The company reported third quarter net income of $57 million, or 25 cents a share, on revenue of $3.9 billion, up 3% from a year ago. Non-GAAP earnings were 52 cents a share compared to Wall Street estimates of 60 cents a share.

In addition, Kyndryl said it has named Harsh Chugh interim CFO. Kyndryl also replaced its general counsel and corporate controller.

In an SEC filing, Kyndryl said it couldn't file its quarterly report on time. "The Company, through the Audit Committee of its Board of Directors, is reviewing its cash management practices, related disclosures (including regarding the drivers of the Company’s adjusted free cash flow metric), the efficacy of the Company’s internal control over financial reporting, and certain other matters following the Company’s receipt of voluntary document requests from the Division of Enforcement of the Securities and Exchange Commission (“SEC”) relating to such matters," said Kyndryl. "Due to this review, the finalization of the Quarterly Report, including the Company’s assessment of internal control over financial reporting, requires additional time to complete."

Siddhant Khare riffed on AI fatigue from a software developer's view.

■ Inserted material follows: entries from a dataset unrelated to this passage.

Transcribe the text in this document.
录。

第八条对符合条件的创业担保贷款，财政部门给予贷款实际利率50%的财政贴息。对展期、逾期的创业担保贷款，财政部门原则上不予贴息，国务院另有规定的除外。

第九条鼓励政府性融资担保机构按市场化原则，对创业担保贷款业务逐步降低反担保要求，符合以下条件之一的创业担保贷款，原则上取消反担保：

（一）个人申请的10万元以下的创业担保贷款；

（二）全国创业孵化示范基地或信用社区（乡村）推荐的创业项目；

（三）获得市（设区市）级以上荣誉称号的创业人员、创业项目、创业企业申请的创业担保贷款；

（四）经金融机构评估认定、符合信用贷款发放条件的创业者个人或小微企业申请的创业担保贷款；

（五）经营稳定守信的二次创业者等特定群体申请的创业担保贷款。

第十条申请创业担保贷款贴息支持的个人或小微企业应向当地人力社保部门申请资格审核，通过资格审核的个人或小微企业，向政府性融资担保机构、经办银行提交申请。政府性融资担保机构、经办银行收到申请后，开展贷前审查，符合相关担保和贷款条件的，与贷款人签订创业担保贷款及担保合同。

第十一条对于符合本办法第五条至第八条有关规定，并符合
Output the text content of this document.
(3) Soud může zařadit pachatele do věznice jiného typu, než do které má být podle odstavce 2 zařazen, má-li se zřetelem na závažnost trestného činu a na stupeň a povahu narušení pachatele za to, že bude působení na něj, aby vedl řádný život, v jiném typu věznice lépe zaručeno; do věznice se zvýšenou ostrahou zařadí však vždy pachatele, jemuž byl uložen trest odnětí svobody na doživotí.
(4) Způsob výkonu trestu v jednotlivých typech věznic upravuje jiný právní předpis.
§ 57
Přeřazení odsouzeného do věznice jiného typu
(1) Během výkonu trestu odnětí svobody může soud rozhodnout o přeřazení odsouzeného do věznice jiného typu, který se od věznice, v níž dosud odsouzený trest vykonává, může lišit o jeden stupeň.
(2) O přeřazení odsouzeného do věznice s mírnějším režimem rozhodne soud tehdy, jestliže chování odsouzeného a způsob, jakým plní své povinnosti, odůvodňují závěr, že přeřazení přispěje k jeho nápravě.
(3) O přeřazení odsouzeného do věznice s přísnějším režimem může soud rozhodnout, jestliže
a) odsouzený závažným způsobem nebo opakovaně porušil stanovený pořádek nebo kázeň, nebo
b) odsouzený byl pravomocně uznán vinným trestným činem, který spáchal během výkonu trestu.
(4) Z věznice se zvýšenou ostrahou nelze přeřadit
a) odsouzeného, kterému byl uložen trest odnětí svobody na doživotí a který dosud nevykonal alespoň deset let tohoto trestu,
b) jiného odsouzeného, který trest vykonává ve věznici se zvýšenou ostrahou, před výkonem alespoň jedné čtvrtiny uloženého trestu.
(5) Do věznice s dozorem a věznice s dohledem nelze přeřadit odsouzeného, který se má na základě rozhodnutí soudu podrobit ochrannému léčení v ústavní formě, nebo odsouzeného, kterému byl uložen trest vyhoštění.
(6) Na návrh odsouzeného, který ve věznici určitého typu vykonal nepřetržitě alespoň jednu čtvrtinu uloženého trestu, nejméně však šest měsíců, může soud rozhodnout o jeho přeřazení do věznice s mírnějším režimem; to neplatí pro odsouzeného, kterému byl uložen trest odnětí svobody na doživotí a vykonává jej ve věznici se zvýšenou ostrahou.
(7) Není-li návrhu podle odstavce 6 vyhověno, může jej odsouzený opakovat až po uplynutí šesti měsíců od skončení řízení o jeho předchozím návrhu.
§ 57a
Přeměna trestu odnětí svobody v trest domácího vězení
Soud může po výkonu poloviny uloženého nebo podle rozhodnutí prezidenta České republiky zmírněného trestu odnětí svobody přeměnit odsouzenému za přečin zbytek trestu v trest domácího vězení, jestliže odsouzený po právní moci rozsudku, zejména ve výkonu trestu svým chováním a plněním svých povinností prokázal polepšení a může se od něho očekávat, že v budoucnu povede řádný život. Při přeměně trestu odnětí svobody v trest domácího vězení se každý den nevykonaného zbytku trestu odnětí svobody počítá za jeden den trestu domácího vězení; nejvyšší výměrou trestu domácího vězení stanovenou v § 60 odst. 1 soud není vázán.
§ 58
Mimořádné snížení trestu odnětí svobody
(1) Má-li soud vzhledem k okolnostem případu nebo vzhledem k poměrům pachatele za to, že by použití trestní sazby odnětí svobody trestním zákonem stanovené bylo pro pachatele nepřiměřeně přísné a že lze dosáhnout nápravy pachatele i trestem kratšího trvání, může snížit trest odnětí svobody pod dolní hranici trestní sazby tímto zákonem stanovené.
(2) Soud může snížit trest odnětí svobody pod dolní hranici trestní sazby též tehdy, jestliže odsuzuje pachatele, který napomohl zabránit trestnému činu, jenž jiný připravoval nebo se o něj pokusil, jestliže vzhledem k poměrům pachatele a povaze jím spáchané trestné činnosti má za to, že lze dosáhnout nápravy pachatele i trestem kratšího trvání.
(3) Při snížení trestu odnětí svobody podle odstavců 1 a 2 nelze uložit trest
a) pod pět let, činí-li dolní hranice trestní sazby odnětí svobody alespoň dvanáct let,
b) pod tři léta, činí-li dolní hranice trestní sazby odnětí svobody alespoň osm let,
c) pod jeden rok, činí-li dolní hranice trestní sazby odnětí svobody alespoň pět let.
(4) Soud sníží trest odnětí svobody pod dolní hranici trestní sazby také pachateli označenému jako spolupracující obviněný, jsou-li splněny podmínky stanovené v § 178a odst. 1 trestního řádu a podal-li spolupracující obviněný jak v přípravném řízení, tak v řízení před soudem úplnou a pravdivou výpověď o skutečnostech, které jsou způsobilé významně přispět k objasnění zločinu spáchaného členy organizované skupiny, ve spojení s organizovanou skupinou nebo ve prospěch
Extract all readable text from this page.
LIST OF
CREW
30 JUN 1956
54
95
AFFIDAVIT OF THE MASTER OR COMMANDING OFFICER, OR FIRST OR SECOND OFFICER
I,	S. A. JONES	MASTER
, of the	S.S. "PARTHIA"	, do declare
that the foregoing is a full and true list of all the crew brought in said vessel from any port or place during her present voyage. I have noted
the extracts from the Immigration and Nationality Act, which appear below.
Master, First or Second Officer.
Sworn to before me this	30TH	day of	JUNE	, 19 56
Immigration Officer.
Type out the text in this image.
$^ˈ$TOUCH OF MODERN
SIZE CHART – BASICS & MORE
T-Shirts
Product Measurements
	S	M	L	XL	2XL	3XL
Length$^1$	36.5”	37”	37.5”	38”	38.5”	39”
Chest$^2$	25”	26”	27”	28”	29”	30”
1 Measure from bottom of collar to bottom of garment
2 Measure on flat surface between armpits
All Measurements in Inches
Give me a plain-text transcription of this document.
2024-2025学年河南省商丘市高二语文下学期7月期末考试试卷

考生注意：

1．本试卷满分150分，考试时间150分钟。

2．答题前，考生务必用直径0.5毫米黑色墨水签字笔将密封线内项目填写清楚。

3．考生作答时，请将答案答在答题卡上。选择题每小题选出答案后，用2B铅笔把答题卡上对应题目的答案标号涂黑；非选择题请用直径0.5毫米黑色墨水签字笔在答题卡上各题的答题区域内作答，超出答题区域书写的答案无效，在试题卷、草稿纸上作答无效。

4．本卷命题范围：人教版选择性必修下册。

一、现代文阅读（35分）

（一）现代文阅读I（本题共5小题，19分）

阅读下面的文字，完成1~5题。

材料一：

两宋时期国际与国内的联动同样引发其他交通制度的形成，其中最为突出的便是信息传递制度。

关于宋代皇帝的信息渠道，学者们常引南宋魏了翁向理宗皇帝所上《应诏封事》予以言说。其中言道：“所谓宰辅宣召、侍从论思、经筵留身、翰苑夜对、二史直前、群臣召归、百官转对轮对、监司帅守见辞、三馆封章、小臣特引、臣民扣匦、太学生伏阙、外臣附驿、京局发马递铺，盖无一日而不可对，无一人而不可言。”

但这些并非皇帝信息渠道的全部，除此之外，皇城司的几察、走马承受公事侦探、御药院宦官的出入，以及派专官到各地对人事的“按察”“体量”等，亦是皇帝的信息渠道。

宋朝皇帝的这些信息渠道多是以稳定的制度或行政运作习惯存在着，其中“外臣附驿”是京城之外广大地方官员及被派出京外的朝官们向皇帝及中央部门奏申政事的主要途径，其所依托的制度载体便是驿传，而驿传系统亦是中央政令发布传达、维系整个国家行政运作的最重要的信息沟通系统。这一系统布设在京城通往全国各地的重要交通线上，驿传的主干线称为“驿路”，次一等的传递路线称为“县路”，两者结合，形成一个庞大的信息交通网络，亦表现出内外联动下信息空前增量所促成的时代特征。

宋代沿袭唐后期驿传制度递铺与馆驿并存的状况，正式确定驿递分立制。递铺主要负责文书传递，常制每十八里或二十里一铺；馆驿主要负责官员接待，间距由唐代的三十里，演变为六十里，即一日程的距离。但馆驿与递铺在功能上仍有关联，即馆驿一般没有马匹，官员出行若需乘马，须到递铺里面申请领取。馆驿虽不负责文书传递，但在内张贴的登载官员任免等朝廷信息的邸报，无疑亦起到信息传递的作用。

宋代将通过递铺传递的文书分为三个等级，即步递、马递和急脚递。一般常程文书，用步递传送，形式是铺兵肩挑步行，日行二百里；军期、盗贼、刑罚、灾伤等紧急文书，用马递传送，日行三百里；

The upshot is he shipped more code than ever, but is also more drained than ever.

Before AI, my job was: think about a problem, write code, test it, ship it. I was the creator. The maker. That's what drew most of us to engineering in the first place - the act of building.

After AI, my job increasingly became: prompt, wait, read output, evaluate output, decide if output is correct, decide if output is safe, decide if output matches the architecture, fix the parts that don't, re-prompt, repeat. I became a reviewer. A judge. A quality inspector on an assembly line that never stops.

This is a fundamentally different kind of work. Creating is energizing. Reviewing is draining.